Life Expectancy for Protective Clothing
As the NFPA Technical Committee on firefighters protective clothing worked through the year 2008 revision of NFPA 1851, Standard on Selection, Care, and Maintenance of Protective Ensembles for Structural Fire Fighting and Proximity Fire Fighting, one of the most debated issues continued to be “What is the life expectancy of protective clothing?” Although the committee was not able to reach complete agreement on the answer to this question, there was consensus that structural ensemble elements must be retired ten years after the date of manufacture, and that proximity outer shells must be retired five years after the date of manufacture. However, the Annex does contain language explaining that this does not mean all ensemble elements will last or should remain in service for the full five or ten years – just that five year old proximity outer shells and ten year old structural gear must be retired. The standard provides additional criteria for inspection and retirement as well.
Having explained the mandatory requirements found in NFPA 1851, it is fairly well understood in the industry that the average life of a structural turnout suit is three to five years, and that proximity outer shells become worn out even sooner than that. It is important to remember, however, that average means some garments have lasted much longer and other garments not as long. Some segments of the fire service have even suggested that since the NFPA clothing standard is revised every five years, then five years should be the maximum time to leave garments in service. While this would ensure that as technology improves, garments would automatically be upgraded to meet new requirements and offer new levels of safety, it could leave the false impression that anything less than five years old is still perfectly compliant.
The reality is that the life span of any protective clothing is entirely dependent upon the type and amount of field use to which each separate garment has been exposed. Contributing factors to this include frequency of maintenance, storage conditions, exposures, and other issues that are beyond the garment manufacturer or material supplier’s control. Facilities that specialize in care and cleaning will advise that they have seen clothing that is much older than five years and still in excellent shape; likewise, however, they have seen instances where the first time a garment was worn it was exposed to circumstances that totally destroyed the clothing. Since the purpose of firefighters clothing is to protect the wearer, if the gear has saved a life or prevented serious injury just once, then it has done its job.
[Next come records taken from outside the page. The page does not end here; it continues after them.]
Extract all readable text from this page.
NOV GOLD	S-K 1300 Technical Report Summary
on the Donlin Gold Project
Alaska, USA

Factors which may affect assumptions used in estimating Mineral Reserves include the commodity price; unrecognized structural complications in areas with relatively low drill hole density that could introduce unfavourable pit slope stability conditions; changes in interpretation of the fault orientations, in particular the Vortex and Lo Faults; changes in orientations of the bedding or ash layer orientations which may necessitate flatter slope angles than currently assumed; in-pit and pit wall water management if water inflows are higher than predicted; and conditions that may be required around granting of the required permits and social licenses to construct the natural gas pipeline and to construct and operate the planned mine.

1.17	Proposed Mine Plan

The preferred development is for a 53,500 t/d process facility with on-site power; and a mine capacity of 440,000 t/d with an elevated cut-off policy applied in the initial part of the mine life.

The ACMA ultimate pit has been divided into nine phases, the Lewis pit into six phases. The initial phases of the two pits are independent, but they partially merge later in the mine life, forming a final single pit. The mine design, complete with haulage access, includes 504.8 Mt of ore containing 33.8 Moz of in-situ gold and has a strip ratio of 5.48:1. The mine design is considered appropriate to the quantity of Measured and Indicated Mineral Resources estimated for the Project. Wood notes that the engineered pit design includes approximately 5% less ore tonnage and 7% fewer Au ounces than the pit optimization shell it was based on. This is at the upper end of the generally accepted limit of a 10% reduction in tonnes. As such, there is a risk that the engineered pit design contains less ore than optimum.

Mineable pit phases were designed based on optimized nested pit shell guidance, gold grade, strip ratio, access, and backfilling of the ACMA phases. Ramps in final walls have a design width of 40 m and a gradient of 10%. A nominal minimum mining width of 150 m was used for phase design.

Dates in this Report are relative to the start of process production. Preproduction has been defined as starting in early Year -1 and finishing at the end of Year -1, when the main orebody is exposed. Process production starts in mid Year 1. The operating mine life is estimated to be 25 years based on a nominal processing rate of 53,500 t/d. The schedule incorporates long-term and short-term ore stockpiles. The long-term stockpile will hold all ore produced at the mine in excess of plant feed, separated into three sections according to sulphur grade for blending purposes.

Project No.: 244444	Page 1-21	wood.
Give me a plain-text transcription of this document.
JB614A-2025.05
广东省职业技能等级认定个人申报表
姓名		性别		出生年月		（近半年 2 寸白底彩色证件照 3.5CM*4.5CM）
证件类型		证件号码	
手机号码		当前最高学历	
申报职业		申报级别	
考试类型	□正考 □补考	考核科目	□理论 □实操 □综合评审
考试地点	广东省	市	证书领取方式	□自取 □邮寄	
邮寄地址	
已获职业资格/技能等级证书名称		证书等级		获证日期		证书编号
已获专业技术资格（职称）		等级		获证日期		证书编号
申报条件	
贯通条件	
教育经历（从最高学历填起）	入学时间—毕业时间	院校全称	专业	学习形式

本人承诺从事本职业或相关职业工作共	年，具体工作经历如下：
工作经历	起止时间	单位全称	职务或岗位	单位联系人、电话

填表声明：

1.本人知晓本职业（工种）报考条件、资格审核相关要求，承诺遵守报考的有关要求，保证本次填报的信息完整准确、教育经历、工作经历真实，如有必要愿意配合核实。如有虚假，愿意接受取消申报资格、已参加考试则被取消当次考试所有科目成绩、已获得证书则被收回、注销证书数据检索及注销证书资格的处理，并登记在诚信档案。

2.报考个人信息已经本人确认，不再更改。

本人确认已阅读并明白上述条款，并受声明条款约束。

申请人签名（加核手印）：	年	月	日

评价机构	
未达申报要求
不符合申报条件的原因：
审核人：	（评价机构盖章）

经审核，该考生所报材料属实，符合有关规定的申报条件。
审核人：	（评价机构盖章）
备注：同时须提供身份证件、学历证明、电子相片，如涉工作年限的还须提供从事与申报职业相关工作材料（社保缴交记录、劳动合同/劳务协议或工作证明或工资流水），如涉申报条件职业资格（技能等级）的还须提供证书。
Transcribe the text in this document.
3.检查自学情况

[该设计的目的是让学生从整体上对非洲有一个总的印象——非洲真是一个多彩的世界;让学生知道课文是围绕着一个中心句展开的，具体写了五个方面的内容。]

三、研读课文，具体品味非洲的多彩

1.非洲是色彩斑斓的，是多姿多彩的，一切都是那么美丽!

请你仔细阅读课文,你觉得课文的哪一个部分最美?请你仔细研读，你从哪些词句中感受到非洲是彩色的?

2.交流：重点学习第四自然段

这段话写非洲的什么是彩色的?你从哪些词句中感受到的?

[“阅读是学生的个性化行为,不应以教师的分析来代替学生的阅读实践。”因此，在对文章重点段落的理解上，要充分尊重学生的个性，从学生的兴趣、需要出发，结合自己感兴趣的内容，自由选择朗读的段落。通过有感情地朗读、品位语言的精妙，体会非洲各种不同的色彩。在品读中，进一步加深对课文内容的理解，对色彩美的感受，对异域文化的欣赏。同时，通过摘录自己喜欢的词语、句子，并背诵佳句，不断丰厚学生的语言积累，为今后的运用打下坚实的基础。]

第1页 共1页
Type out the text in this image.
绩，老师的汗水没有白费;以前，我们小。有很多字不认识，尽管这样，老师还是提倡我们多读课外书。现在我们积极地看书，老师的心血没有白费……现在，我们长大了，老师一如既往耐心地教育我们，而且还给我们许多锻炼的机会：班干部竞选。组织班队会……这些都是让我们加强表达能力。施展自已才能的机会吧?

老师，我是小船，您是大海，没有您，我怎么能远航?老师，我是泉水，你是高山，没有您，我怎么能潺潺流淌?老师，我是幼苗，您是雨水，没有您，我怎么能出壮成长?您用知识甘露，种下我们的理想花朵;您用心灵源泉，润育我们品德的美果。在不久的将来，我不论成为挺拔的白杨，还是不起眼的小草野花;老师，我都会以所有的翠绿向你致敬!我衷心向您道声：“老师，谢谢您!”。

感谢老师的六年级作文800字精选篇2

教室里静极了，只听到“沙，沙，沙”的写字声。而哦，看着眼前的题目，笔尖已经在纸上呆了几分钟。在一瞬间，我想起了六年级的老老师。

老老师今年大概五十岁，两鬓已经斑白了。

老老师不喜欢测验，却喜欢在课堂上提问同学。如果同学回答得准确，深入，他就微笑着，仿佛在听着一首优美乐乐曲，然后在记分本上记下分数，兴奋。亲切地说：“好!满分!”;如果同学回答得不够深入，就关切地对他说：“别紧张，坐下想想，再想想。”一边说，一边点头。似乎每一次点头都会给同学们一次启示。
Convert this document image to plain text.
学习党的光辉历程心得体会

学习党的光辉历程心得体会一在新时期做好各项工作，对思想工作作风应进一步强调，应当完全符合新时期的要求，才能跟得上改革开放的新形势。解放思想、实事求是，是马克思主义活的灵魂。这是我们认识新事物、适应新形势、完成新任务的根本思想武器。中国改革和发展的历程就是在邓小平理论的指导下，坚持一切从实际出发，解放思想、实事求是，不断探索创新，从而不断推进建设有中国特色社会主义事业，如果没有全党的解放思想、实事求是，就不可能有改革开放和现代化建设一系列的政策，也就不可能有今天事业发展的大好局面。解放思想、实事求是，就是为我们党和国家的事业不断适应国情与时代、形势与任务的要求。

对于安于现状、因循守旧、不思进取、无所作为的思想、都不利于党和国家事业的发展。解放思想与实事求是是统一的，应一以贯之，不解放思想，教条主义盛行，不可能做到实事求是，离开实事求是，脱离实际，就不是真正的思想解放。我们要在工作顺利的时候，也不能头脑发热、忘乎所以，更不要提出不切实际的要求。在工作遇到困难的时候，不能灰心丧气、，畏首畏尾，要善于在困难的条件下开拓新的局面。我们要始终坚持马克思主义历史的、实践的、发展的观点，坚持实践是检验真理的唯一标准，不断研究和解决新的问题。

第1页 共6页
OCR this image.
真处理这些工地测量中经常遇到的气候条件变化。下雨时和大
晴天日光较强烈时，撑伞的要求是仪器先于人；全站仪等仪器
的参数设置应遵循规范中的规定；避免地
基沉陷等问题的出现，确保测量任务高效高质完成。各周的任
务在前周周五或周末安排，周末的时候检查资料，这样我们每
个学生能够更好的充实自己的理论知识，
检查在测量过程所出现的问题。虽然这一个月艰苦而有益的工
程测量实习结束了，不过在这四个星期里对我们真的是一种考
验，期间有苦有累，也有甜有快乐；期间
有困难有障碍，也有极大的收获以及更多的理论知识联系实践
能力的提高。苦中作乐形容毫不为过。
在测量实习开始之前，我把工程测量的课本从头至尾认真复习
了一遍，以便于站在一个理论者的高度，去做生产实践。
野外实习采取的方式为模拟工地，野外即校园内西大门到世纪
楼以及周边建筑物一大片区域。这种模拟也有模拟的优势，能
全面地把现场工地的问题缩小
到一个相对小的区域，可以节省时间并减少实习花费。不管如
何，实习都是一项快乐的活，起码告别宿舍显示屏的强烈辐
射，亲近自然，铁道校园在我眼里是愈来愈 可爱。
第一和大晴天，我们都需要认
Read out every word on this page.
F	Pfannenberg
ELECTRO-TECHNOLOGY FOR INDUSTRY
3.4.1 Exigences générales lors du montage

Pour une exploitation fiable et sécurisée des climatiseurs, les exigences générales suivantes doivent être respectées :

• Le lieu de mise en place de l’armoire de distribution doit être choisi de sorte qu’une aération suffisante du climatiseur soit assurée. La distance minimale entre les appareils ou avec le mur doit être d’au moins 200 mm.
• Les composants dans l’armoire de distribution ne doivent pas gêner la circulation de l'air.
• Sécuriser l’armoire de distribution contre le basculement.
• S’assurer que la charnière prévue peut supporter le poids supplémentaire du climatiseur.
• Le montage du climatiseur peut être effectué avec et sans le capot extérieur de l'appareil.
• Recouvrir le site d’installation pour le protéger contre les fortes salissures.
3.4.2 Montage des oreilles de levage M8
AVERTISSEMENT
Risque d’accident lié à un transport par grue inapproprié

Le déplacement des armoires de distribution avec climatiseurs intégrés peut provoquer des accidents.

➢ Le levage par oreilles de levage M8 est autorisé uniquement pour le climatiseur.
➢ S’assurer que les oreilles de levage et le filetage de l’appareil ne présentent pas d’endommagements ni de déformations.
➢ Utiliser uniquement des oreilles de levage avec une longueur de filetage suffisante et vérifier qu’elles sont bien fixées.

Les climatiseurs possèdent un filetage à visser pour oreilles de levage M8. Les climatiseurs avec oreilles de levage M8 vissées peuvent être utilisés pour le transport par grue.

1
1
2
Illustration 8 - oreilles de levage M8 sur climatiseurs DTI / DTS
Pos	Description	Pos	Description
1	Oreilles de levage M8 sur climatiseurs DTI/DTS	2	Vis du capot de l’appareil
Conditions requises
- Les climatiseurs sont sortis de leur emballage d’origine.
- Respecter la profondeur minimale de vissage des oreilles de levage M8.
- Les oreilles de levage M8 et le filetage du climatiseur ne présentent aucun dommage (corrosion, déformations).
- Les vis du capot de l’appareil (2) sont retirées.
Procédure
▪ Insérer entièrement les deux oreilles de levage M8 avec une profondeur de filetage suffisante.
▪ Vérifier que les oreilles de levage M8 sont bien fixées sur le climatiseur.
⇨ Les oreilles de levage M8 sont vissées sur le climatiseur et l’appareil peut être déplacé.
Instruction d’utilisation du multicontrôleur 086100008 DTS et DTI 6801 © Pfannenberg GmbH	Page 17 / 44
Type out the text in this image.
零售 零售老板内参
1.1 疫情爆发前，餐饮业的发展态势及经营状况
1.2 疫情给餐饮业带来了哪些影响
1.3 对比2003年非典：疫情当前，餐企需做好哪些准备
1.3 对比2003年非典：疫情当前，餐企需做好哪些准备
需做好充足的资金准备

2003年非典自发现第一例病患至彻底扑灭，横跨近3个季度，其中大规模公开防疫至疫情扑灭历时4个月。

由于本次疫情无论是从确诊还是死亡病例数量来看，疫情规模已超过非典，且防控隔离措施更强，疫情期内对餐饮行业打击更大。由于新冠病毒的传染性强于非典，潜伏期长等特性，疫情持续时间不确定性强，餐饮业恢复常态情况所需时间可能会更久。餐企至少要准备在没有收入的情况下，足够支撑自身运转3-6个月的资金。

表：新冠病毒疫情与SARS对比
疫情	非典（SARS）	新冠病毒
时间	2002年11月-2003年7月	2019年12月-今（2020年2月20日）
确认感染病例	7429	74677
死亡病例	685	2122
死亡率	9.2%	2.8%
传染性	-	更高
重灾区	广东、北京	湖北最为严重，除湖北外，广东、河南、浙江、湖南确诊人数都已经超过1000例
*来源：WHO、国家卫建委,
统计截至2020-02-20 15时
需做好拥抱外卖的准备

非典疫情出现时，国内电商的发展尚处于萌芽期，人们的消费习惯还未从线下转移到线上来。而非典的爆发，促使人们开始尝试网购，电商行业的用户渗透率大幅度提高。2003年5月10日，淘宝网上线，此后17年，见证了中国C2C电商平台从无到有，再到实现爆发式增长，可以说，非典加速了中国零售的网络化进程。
It is also important to remember that protective clothing is a component system, not a single layer, and each component needs to be evaluated in its own right, with each layer routinely inspected for continued serviceability. For example, we have evaluated garments wherein the outer shell appears visually to be in excellent condition; however, closer inspection of the thermal liner and moisture barrier will reveal rips or tears that would not be obvious in a cursory examination. Discoloration to any layer of the protective ensemble may be an indication that the garment is no longer able to provide the same level of protection as when it was new. Any discoloration should be carefully inspected.
The bottom line, regardless of when the clothing was produced, is that the safety officer or authority having jurisdiction must routinely perform an advanced inspection on all protective ensemble elements in order to assure that they are clean, maintained, and still safe. Just knowing the age of the gear cannot do that.